Laut Kraftfahrt-Bundesamt wurden 2023 in Deutschland rund 3,7 Millionen Fahrzeuge neu zugelassen. Dies entspricht einer Zunahme um  mehr als 5,5 Prozent. Davon waren etwa 855.700 SUVs. Somit war fast jeder dritte neu zugelassene Pkw ein sogenannter Sports Utility Vehicle. Laut dem Freiburger Amt für Bürgerservice und Informationsmanagement ist der Anteil der SUV-Fahrzeuge rasant gewachsen und betrug im Oktober 2023 in Freiburg 20,1 Prozent.

Eine repräsentative Ipsos-Umfrage im Auftrag des TÜV-Verbands ergab, dass 51 Prozent der Großstadtbewohner für Fahrverbote für SUVs sind, 45 Prozent dagegen. Ein Beispiel für mögliche Maßnahmen bietet Tübingen, wo höhere Anwohnerparkgebühren für schwere Fahrzeuge eingeführt wurden. Für SUVs ab 1,8 Tonnen steigt die Jahresgebühr dort um 50 Prozent. In Koblenz richtet sich die Gebührenhöhe für Parkausweise nach der Autogröße. Seit März 2024 gibt es dort einen Jahresgrundbetrag von 23,40 Euro, multipliziert mit der jeweiligen Länge und Breite des Fahrzeugs.

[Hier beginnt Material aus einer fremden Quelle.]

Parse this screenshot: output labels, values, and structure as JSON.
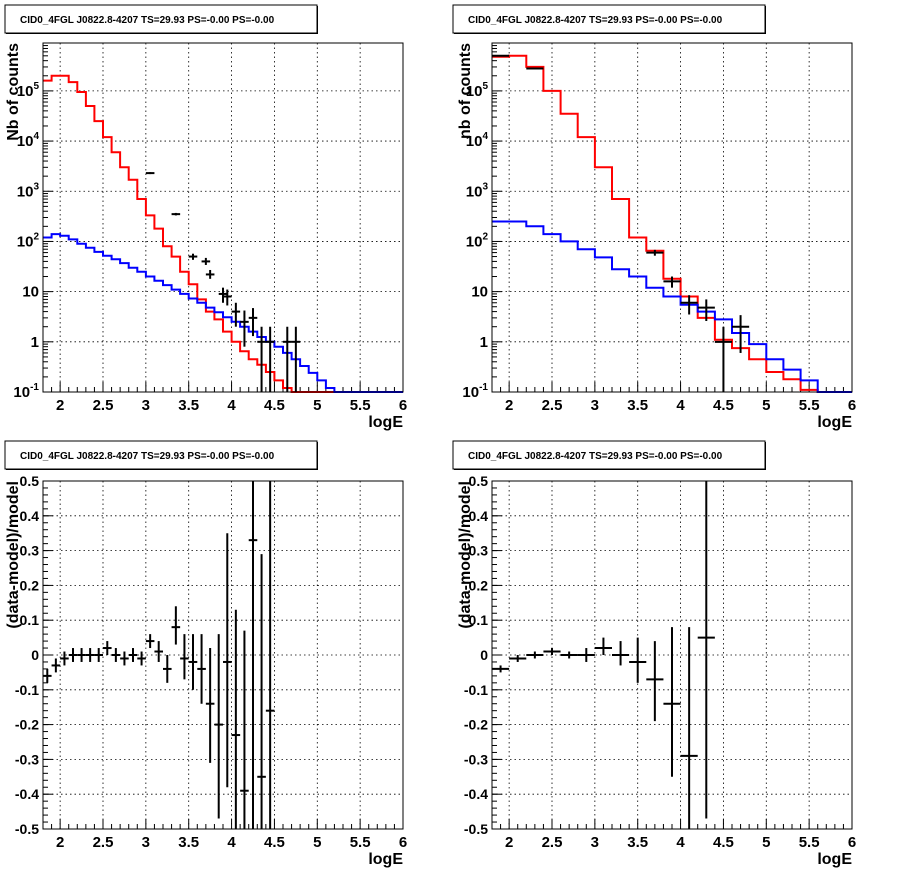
{
  "chart_data": [
    {
      "type": "line",
      "title": "CID0_4FGL J0822.8-4207 TS=29.93 PS=-0.00 PS=-0.00",
      "xlabel": "logE",
      "ylabel": "Nb of counts",
      "xlim": [
        1.8,
        6.0
      ],
      "ylim": [
        0.1,
        900000
      ],
      "yscale": "log",
      "grid": true,
      "xticks": [
        "2",
        "2.5",
        "3",
        "3.5",
        "4",
        "4.5",
        "5",
        "5.5",
        "6"
      ],
      "yticks": [
        "10^-1",
        "1",
        "10",
        "10^2",
        "10^3",
        "10^4",
        "10^5"
      ],
      "series": [
        {
          "kind": "step",
          "color": "#ff0000",
          "edges": [
            1.8,
            1.9,
            2.0,
            2.1,
            2.2,
            2.3,
            2.4,
            2.5,
            2.6,
            2.7,
            2.8,
            2.9,
            3.0,
            3.1,
            3.2,
            3.3,
            3.4,
            3.5,
            3.6,
            3.7,
            3.8,
            3.9,
            4.0,
            4.1,
            4.2,
            4.3,
            4.4,
            4.5,
            4.6,
            4.7,
            4.8,
            4.9,
            5.0,
            5.1,
            5.2,
            5.3,
            5.4,
            5.5,
            5.6,
            5.7,
            5.8,
            5.9,
            6.0
          ],
          "values": [
            160000,
            200000,
            200000,
            150000,
            95000,
            50000,
            25000,
            12000,
            6000,
            3000,
            1700,
            700,
            330,
            180,
            80,
            50,
            25,
            14,
            7,
            4,
            2.8,
            1.6,
            1.0,
            0.65,
            0.45,
            0.35,
            0.25,
            0.17,
            0.12,
            0.1,
            0.1,
            0.1,
            0.1,
            0.1,
            0.1,
            0.1,
            0.1,
            0.1,
            0.1,
            0.1,
            0.1,
            0.1
          ]
        },
        {
          "kind": "step",
          "color": "#0000ff",
          "edges": [
            1.8,
            1.9,
            2.0,
            2.1,
            2.2,
            2.3,
            2.4,
            2.5,
            2.6,
            2.7,
            2.8,
            2.9,
            3.0,
            3.1,
            3.2,
            3.3,
            3.4,
            3.5,
            3.6,
            3.7,
            3.8,
            3.9,
            4.0,
            4.1,
            4.2,
            4.3,
            4.4,
            4.5,
            4.6,
            4.7,
            4.8,
            4.9,
            5.0,
            5.1,
            5.2,
            5.3,
            5.4,
            5.5,
            5.6,
            5.7,
            5.8,
            5.9,
            6.0
          ],
          "values": [
            120,
            140,
            130,
            110,
            90,
            75,
            62,
            52,
            44,
            37,
            30,
            25,
            20,
            16.5,
            13.5,
            11,
            9,
            7.3,
            6,
            4.8,
            3.9,
            3.1,
            2.5,
            2.0,
            1.6,
            1.25,
            1.0,
            0.8,
            0.6,
            0.45,
            0.33,
            0.24,
            0.17,
            0.12,
            0.1,
            0.1,
            0.1,
            0.1,
            0.1,
            0.1,
            0.1,
            0.1
          ]
        },
        {
          "kind": "points",
          "color": "#000000",
          "points": [
            {
              "x": 3.05,
              "y": 2300,
              "xerr": 0.05,
              "ylo": 2200,
              "yhi": 2400
            },
            {
              "x": 3.35,
              "y": 350,
              "xerr": 0.05,
              "ylo": 330,
              "yhi": 370
            },
            {
              "x": 3.55,
              "y": 50,
              "xerr": 0.05,
              "ylo": 43,
              "yhi": 57
            },
            {
              "x": 3.7,
              "y": 40,
              "xerr": 0.05,
              "ylo": 34,
              "yhi": 47
            },
            {
              "x": 3.75,
              "y": 22,
              "xerr": 0.05,
              "ylo": 18,
              "yhi": 27
            },
            {
              "x": 3.9,
              "y": 9,
              "xerr": 0.05,
              "ylo": 6,
              "yhi": 12
            },
            {
              "x": 3.95,
              "y": 8,
              "xerr": 0.05,
              "ylo": 5.3,
              "yhi": 11
            },
            {
              "x": 4.05,
              "y": 4,
              "xerr": 0.05,
              "ylo": 2,
              "yhi": 6
            },
            {
              "x": 4.15,
              "y": 2.5,
              "xerr": 0.05,
              "ylo": 0.8,
              "yhi": 4.2
            },
            {
              "x": 4.25,
              "y": 3,
              "xerr": 0.05,
              "ylo": 1.3,
              "yhi": 4.7
            },
            {
              "x": 4.35,
              "y": 1,
              "xerr": 0.05,
              "ylo": 0.1,
              "yhi": 2
            },
            {
              "x": 4.45,
              "y": 1,
              "xerr": 0.05,
              "ylo": 0.1,
              "yhi": 2
            },
            {
              "x": 4.65,
              "y": 1,
              "xerr": 0.05,
              "ylo": 0.1,
              "yhi": 2
            },
            {
              "x": 4.75,
              "y": 1,
              "xerr": 0.05,
              "ylo": 0.1,
              "yhi": 2
            }
          ]
        }
      ]
    },
    {
      "type": "line",
      "title": "CID0_4FGL J0822.8-4207 TS=29.93 PS=-0.00 PS=-0.00",
      "xlabel": "logE",
      "ylabel": "nb of counts",
      "xlim": [
        1.8,
        6.0
      ],
      "ylim": [
        0.1,
        900000
      ],
      "yscale": "log",
      "grid": true,
      "xticks": [
        "2",
        "2.5",
        "3",
        "3.5",
        "4",
        "4.5",
        "5",
        "5.5",
        "6"
      ],
      "yticks": [
        "10^-1",
        "1",
        "10",
        "10^2",
        "10^3",
        "10^4",
        "10^5"
      ],
      "series": [
        {
          "kind": "step",
          "color": "#ff0000",
          "edges": [
            1.8,
            2.0,
            2.2,
            2.4,
            2.6,
            2.8,
            3.0,
            3.2,
            3.4,
            3.6,
            3.8,
            4.0,
            4.2,
            4.4,
            4.6,
            4.8,
            5.0,
            5.2,
            5.4,
            5.6,
            5.8,
            6.0
          ],
          "values": [
            480000,
            500000,
            300000,
            100000,
            35000,
            12000,
            3000,
            700,
            120,
            65,
            18,
            8,
            3,
            1.1,
            0.75,
            0.45,
            0.25,
            0.18,
            0.11,
            0.1,
            0.1
          ]
        },
        {
          "kind": "step",
          "color": "#0000ff",
          "edges": [
            1.8,
            2.0,
            2.2,
            2.4,
            2.6,
            2.8,
            3.0,
            3.2,
            3.4,
            3.6,
            3.8,
            4.0,
            4.2,
            4.4,
            4.6,
            4.8,
            5.0,
            5.2,
            5.4,
            5.6,
            5.8,
            6.0
          ],
          "values": [
            250,
            250,
            200,
            140,
            100,
            70,
            48,
            28,
            20,
            12,
            8,
            5.5,
            4,
            2.8,
            1.5,
            0.9,
            0.45,
            0.28,
            0.17,
            0.1,
            0.1
          ]
        },
        {
          "kind": "points",
          "color": "#000000",
          "points": [
            {
              "x": 1.9,
              "y": 500000,
              "xerr": 0.1,
              "ylo": 490000,
              "yhi": 510000
            },
            {
              "x": 2.3,
              "y": 280000,
              "xerr": 0.1,
              "ylo": 275000,
              "yhi": 285000
            },
            {
              "x": 3.7,
              "y": 60,
              "xerr": 0.1,
              "ylo": 52,
              "yhi": 68
            },
            {
              "x": 3.9,
              "y": 16,
              "xerr": 0.1,
              "ylo": 12,
              "yhi": 20
            },
            {
              "x": 4.1,
              "y": 6,
              "xerr": 0.1,
              "ylo": 3.5,
              "yhi": 8.5
            },
            {
              "x": 4.3,
              "y": 4.8,
              "xerr": 0.1,
              "ylo": 2.6,
              "yhi": 7
            },
            {
              "x": 4.5,
              "y": 1,
              "xerr": 0.1,
              "ylo": 0.1,
              "yhi": 2
            },
            {
              "x": 4.7,
              "y": 2,
              "xerr": 0.1,
              "ylo": 0.6,
              "yhi": 3.4
            }
          ]
        }
      ]
    },
    {
      "type": "scatter",
      "title": "CID0_4FGL J0822.8-4207 TS=29.93 PS=-0.00 PS=-0.00",
      "xlabel": "logE",
      "ylabel": "(data-model)/model",
      "xlim": [
        1.8,
        6.0
      ],
      "ylim": [
        -0.5,
        0.5
      ],
      "grid": true,
      "xticks": [
        "2",
        "2.5",
        "3",
        "3.5",
        "4",
        "4.5",
        "5",
        "5.5",
        "6"
      ],
      "yticks": [
        "-0.5",
        "-0.4",
        "-0.3",
        "-0.2",
        "-0.1",
        "0",
        "0.1",
        "0.2",
        "0.3",
        "0.4",
        "0.5"
      ],
      "series": [
        {
          "kind": "points",
          "color": "#000000",
          "points": [
            {
              "x": 1.85,
              "y": -0.06,
              "xerr": 0.05,
              "ylo": -0.08,
              "yhi": -0.04
            },
            {
              "x": 1.95,
              "y": -0.03,
              "xerr": 0.05,
              "ylo": -0.05,
              "yhi": -0.01
            },
            {
              "x": 2.05,
              "y": -0.01,
              "xerr": 0.05,
              "ylo": -0.03,
              "yhi": 0.01
            },
            {
              "x": 2.15,
              "y": 0.0,
              "xerr": 0.05,
              "ylo": -0.02,
              "yhi": 0.02
            },
            {
              "x": 2.25,
              "y": 0.0,
              "xerr": 0.05,
              "ylo": -0.02,
              "yhi": 0.02
            },
            {
              "x": 2.35,
              "y": 0.0,
              "xerr": 0.05,
              "ylo": -0.02,
              "yhi": 0.02
            },
            {
              "x": 2.45,
              "y": 0.0,
              "xerr": 0.05,
              "ylo": -0.02,
              "yhi": 0.02
            },
            {
              "x": 2.55,
              "y": 0.02,
              "xerr": 0.05,
              "ylo": 0.0,
              "yhi": 0.04
            },
            {
              "x": 2.65,
              "y": 0.0,
              "xerr": 0.05,
              "ylo": -0.02,
              "yhi": 0.02
            },
            {
              "x": 2.75,
              "y": -0.01,
              "xerr": 0.05,
              "ylo": -0.03,
              "yhi": 0.01
            },
            {
              "x": 2.85,
              "y": 0.0,
              "xerr": 0.05,
              "ylo": -0.02,
              "yhi": 0.02
            },
            {
              "x": 2.95,
              "y": -0.01,
              "xerr": 0.05,
              "ylo": -0.03,
              "yhi": 0.01
            },
            {
              "x": 3.05,
              "y": 0.04,
              "xerr": 0.05,
              "ylo": 0.02,
              "yhi": 0.06
            },
            {
              "x": 3.15,
              "y": 0.01,
              "xerr": 0.05,
              "ylo": -0.02,
              "yhi": 0.04
            },
            {
              "x": 3.25,
              "y": -0.04,
              "xerr": 0.05,
              "ylo": -0.08,
              "yhi": 0.0
            },
            {
              "x": 3.35,
              "y": 0.08,
              "xerr": 0.05,
              "ylo": 0.03,
              "yhi": 0.14
            },
            {
              "x": 3.45,
              "y": -0.01,
              "xerr": 0.05,
              "ylo": -0.07,
              "yhi": 0.06
            },
            {
              "x": 3.55,
              "y": -0.02,
              "xerr": 0.05,
              "ylo": -0.1,
              "yhi": 0.06
            },
            {
              "x": 3.65,
              "y": -0.04,
              "xerr": 0.05,
              "ylo": -0.14,
              "yhi": 0.06
            },
            {
              "x": 3.75,
              "y": -0.14,
              "xerr": 0.05,
              "ylo": -0.31,
              "yhi": 0.02
            },
            {
              "x": 3.85,
              "y": -0.2,
              "xerr": 0.05,
              "ylo": -0.47,
              "yhi": 0.06
            },
            {
              "x": 3.95,
              "y": -0.02,
              "xerr": 0.05,
              "ylo": -0.38,
              "yhi": 0.35
            },
            {
              "x": 4.05,
              "y": -0.23,
              "xerr": 0.05,
              "ylo": -0.5,
              "yhi": 0.13
            },
            {
              "x": 4.15,
              "y": -0.39,
              "xerr": 0.05,
              "ylo": -0.5,
              "yhi": 0.07
            },
            {
              "x": 4.25,
              "y": 0.33,
              "xerr": 0.05,
              "ylo": -0.5,
              "yhi": 0.5
            },
            {
              "x": 4.35,
              "y": -0.35,
              "xerr": 0.05,
              "ylo": -0.5,
              "yhi": 0.29
            },
            {
              "x": 4.45,
              "y": -0.16,
              "xerr": 0.05,
              "ylo": -0.5,
              "yhi": 0.5
            }
          ]
        }
      ]
    },
    {
      "type": "scatter",
      "title": "CID0_4FGL J0822.8-4207 TS=29.93 PS=-0.00 PS=-0.00",
      "xlabel": "logE",
      "ylabel": "(data-model)/model",
      "xlim": [
        1.8,
        6.0
      ],
      "ylim": [
        -0.5,
        0.5
      ],
      "grid": true,
      "xticks": [
        "2",
        "2.5",
        "3",
        "3.5",
        "4",
        "4.5",
        "5",
        "5.5",
        "6"
      ],
      "yticks": [
        "-0.5",
        "-0.4",
        "-0.3",
        "-0.2",
        "-0.1",
        "0",
        "0.1",
        "0.2",
        "0.3",
        "0.4",
        "0.5"
      ],
      "series": [
        {
          "kind": "points",
          "color": "#000000",
          "points": [
            {
              "x": 1.9,
              "y": -0.04,
              "xerr": 0.1,
              "ylo": -0.05,
              "yhi": -0.03
            },
            {
              "x": 2.1,
              "y": -0.01,
              "xerr": 0.1,
              "ylo": -0.02,
              "yhi": 0.0
            },
            {
              "x": 2.3,
              "y": 0.0,
              "xerr": 0.1,
              "ylo": -0.01,
              "yhi": 0.01
            },
            {
              "x": 2.5,
              "y": 0.01,
              "xerr": 0.1,
              "ylo": 0.0,
              "yhi": 0.02
            },
            {
              "x": 2.7,
              "y": 0.0,
              "xerr": 0.1,
              "ylo": -0.01,
              "yhi": 0.01
            },
            {
              "x": 2.9,
              "y": 0.0,
              "xerr": 0.1,
              "ylo": -0.02,
              "yhi": 0.02
            },
            {
              "x": 3.1,
              "y": 0.02,
              "xerr": 0.1,
              "ylo": 0.0,
              "yhi": 0.05
            },
            {
              "x": 3.3,
              "y": 0.0,
              "xerr": 0.1,
              "ylo": -0.03,
              "yhi": 0.04
            },
            {
              "x": 3.5,
              "y": -0.02,
              "xerr": 0.1,
              "ylo": -0.08,
              "yhi": 0.05
            },
            {
              "x": 3.7,
              "y": -0.07,
              "xerr": 0.1,
              "ylo": -0.19,
              "yhi": 0.04
            },
            {
              "x": 3.9,
              "y": -0.14,
              "xerr": 0.1,
              "ylo": -0.35,
              "yhi": 0.08
            },
            {
              "x": 4.1,
              "y": -0.29,
              "xerr": 0.1,
              "ylo": -0.5,
              "yhi": 0.08
            },
            {
              "x": 4.3,
              "y": 0.05,
              "xerr": 0.1,
              "ylo": -0.47,
              "yhi": 0.5
            }
          ]
        }
      ]
    }
  ]
}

Auch Freiburg hatte im April 2022 versucht, an Autolänge gekoppelten Anwohnerparkgebühren einzuführen, scheiterte jedoch im Juni vergangenen Jahres am Urteil des Bundesverwaltungsgerichts. Freiburg wollte einen Stufentarif einführen, dagegen klagte ein Anwohner, das Bundesgericht gab ihm in der Revision recht. Der juristische Haken war eine soziale Komponente für untere Einkommensgruppen und Familien mit Kindern, für die Freiburg niedrigere Gebühren erheben wollte. Dies, so das Gericht, verstoße aber gegen den Grundsatz der Gleichheit. Nicht beanstandet wurde indes die grundsätzliche Höhe der Regelgebühr in Höhe von 360 Euro.  Koblenz hat deshalb gleich folgerichtig (aber bedauernd) keine soziale Satzung bei den Anwohnerparkgebühren mit aufgenommen. 

Paris hat per Bürgerentscheid beschlossen, dass die Parkgebühren für SUVs  ab September 2024 drastisch erhöht werden – allerdings nicht für Anwohnende, Handwerker und Pflegedienste. Alle Verbrenner-Autos oder Hybridfahrzeuge, die schwerer sind als 1,6 Tonnen (Elektroautos schwerer als zwei Tonnen) zahlen dann 18 Euro Parkgebühren pro Stunde – überproportional steigend bei längeren Aufenthalten. Für sechs Stunden Parken im Zentrum werden dann beispielsweise 225 Euro fällig. 

Neben Gesetzen und Vorgaben brauchen wir vor allem Anreize, um dem Klimawandel zu begegnen, ihn im besten Falle zu begrenzen. Kostenloser und verlässlicher ÖPNV sowie mehr Fahrradinfrastruktur wären starke Anreize für eine Mobilitätswende. Letztendlich brauchen wir das, was die Psychologie „positive Verstärkung“ nennt, um die Menschen zu überzeugen und mitzunehmen auf dem Weg des Umdenkens – finanzielle Anreize (staatliche und wirtschaftliche) ebenso wie emotionale Belohnungen. Platte Reifen haben diesen positiven Effekt nicht. Die Aktion des Anti-Luxus-Kollektivs ist deshalb nur Protest, aber ohne Mitnahme- und Überzeugungseffekt. Und gerade den gilt es doch  zu entwickeln, um eben die mitzunehmen, die bislang noch zögern oder ignorant sind.